Una storia al giorno

06 Gennaio 2014

Personaggi e vicende dell'atletica di sempre

6 gennaio. L’unico ad aver vinto quattro medaglie d’oro in una volta, senza staffette a rendere meno dura l’impresa, è e rimarrà nei secoli Alvin Kraenzlein, scomparso nel giorno dell’Epifania di 86 anni fa. Alvin era un tedesco del Minnesota, stato popolato da un gran numero di emigrati dal Nord Europa: il padre, che non era fesso, si era messo a produrre birra e aveva acquisito una certa tranquillità economica. Neanche Kraenzlein era fesso e lo dimostrò a Parigi, nella caotica edizione del 1900.

Tra la fine del XIX secolo e gli inizi del XX la supremazia nel salto in lungo si giocava proprio tra lui, alfiere dell’Università di Pennsylvania, e Meyer Prinstein, dell’Università di Syracuse. Nel ’98 Prinstein aveva portato il record mondiale a 7,23 e l’anno dopo Kraenzlein aveva risposto con una raffica di progressi: un doppio 7,29 e un 7,40 (tutti nella stessa gara), e un’accoppiata 7,42-7-43 di lì a un mese. Nell’imminenza del viaggio verso Parigi, Prinstein si era ripreso il record atterrando a 7,50 alle Penn Relays affibbiando una randellata a Alvin, secondo a 43 centimetri. Inutile sottolineare la grandezza di queste misure ottenute in impianti precari, da veri dilettanti.

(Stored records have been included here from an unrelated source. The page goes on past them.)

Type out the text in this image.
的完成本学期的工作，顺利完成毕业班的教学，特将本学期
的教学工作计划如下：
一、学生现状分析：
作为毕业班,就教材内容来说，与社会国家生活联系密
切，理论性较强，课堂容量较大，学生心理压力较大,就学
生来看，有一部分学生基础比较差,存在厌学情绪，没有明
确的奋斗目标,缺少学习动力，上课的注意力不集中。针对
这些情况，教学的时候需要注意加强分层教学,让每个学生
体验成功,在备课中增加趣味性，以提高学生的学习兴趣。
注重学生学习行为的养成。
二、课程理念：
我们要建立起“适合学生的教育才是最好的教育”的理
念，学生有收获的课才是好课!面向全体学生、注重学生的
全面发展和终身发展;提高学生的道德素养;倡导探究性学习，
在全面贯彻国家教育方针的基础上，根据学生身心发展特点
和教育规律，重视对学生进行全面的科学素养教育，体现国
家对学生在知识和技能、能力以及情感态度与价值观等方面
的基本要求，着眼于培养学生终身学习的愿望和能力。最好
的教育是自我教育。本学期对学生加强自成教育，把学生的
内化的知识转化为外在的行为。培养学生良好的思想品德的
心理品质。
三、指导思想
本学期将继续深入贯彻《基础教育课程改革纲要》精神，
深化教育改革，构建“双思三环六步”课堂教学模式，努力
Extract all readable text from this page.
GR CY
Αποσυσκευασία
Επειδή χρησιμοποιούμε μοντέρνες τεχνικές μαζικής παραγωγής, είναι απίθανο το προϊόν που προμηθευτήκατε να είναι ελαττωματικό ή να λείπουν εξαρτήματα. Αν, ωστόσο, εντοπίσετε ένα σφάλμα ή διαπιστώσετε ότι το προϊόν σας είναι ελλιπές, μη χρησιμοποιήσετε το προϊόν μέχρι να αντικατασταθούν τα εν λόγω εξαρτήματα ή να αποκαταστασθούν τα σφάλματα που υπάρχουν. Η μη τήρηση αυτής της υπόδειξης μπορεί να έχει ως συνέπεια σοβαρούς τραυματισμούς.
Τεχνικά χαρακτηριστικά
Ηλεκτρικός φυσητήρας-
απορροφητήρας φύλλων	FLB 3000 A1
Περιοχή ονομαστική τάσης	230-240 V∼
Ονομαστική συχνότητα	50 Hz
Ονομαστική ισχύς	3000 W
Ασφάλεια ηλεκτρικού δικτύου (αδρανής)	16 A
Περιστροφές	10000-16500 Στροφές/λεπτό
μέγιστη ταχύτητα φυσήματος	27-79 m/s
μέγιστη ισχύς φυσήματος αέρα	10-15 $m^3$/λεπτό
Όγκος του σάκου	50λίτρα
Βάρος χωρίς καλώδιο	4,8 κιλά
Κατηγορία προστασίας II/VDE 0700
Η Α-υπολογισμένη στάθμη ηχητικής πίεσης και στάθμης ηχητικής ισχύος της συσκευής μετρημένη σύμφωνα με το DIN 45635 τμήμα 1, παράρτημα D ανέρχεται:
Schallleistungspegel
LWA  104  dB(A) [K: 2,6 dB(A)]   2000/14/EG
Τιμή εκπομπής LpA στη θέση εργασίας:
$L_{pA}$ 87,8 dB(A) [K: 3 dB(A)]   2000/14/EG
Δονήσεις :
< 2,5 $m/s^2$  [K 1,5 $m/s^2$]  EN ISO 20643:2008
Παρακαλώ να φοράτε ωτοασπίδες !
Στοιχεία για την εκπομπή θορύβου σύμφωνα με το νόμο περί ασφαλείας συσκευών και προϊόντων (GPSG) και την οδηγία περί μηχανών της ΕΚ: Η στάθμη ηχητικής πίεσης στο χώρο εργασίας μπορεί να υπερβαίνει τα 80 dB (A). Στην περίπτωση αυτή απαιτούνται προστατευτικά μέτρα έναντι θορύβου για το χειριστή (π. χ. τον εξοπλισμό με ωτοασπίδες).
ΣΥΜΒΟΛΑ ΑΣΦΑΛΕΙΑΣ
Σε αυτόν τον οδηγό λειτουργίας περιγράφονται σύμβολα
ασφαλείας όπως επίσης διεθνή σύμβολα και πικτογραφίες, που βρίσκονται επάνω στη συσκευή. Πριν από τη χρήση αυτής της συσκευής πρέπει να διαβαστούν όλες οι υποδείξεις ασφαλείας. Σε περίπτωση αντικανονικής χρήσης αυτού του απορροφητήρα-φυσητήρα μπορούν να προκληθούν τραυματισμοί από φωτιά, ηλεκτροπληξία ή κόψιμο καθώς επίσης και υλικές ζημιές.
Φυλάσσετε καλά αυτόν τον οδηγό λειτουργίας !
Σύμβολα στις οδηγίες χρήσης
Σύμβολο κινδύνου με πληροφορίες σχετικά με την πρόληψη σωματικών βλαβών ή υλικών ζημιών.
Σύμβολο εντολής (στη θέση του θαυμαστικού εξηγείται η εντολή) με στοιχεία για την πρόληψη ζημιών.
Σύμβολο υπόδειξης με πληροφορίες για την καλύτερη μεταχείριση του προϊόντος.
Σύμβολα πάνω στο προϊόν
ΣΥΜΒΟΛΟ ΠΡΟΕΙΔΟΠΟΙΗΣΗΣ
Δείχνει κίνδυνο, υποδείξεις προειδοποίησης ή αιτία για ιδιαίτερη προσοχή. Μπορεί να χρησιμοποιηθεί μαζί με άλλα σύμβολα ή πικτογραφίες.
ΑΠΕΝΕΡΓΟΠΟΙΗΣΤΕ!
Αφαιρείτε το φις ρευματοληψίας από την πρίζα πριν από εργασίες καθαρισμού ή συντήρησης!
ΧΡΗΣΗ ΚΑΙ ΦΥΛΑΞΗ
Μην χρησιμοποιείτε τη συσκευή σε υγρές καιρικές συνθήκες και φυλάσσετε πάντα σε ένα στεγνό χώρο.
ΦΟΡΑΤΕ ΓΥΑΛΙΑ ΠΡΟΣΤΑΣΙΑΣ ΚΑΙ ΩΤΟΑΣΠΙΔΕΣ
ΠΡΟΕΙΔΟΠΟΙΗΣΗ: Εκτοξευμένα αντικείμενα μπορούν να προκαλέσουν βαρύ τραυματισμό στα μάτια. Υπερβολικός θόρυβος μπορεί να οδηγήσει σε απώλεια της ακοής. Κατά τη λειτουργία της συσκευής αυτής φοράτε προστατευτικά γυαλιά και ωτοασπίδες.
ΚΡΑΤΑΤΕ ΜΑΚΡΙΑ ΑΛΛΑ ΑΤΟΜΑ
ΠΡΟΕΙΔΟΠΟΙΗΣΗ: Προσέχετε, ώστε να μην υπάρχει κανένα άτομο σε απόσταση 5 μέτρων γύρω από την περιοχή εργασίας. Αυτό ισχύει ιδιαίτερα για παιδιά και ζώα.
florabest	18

A Parigi la miglior misura della qualificazione fu di Prinstein con 7,17. Il regolamento dell’epoca prevedeva che la prestazione valesse anche per la finale che poteva risolversi in una formalità: molti americani, ferventi cristiani, non gareggiavano la domenica. E così anche Prinstein, che pure era di religione ebraica e aveva fatto uno strappo scendendo in pedana il sabato, non gareggiò su invito di un dirigente Usa. Contro ogni previsione Kaenzlein saltò, arrivo a 7,18, vinse. Prinstein se la prese  male e vecchie cronache testimoniano che tentò di allungare un pugno al compagno di squadra che lasciò Parigi da trionfatore. Aveva vinto i 60 in 7”0, battendo di un nulla proprio Prinstein, i 110hs e i 200hs.

Le barriere erano il suo forte e di lui si dice sia stato il padre della tecnica moderna, con la gamba d’attacco parallela al terreno: sugli alti, tre record del mondo; sui bassi, uno. In realtà il primo tracciatore di questo nuovo sentiero era stato, quindici anni prima, il britannico Arthur Croome, ma Alvin, studente di odontoiatria – più tardi dentista e allenatore di football e atletica - sapeva estrarre dagli altri e da sé il meglio. Magari ricorrendo anche a qualche gherminella. Come quel 15 luglio 1900 sui campi del Bois de Bolougne, il luogo di un poker che nessuno ha saputo uguagliare.